Die befragten Kinder schlugen außerdem vor, dass der Schulbetrieb großflächig in Zelten oder anderen Notunterkünften weitergeführt werden soll, bis neue Schulen gebaut werden. Sie fordern die Regierung auf, Bücher, Schreibwaren und andere Schulmaterialien, die unter den Trümmern ihrer Häuser begraben wurden, zu ersetzen. Darüber hinaus fordern sie einen verstärkten Schutz für sich und andere Kinder in ihren Gemeinden.
Trotz der großen Herausforderungen, mit denen die Überlebenden des Erdbebens konfrontiert sind, berichten Kinder auch davon, dass sich Gemeinden gegenseitig helfen. Sie zeigten bemerkenswert viel Optimismus, dass sich ihr Leben wieder normalisieren bzw. durch die Bemühungen der Gemeinden und der notwendigen Unterstützung sogar verbessern wird.
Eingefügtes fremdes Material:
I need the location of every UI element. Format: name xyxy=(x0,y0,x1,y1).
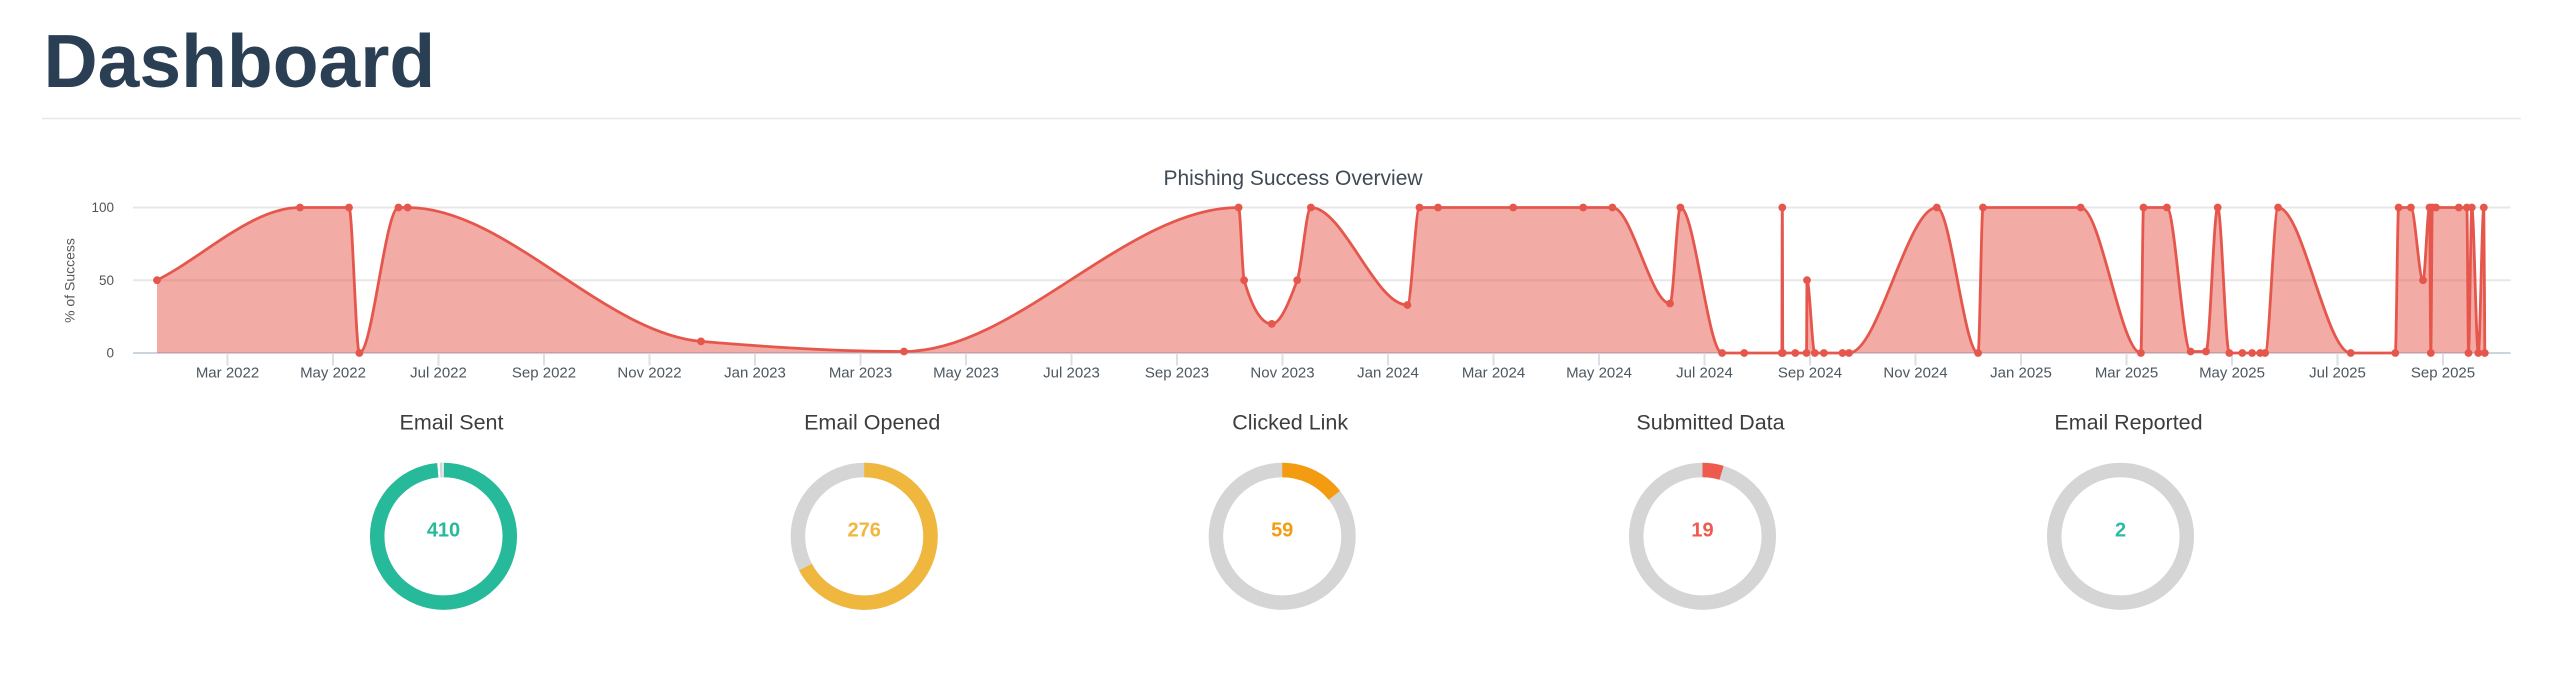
svg-text:Email Reported: Email Reported xyxy=(2054,410,2202,434)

World Vision hat in den ersten drei Monaten nach dem Erdbeben am 25. April mit Hilfsmaßnahmen bereits mehr als 132.000 Menschen erreicht. Unter anderem wurden 35 Kinderschutzzentren und 25 sogenannte „Temporary Learning Center“ errichtet, in denen sich Kinder sicher fühlen und sich von den traumatischen Erlebnissen erholen können bzw. wo der Schulunterricht temporär wieder aufgenommen werden kann.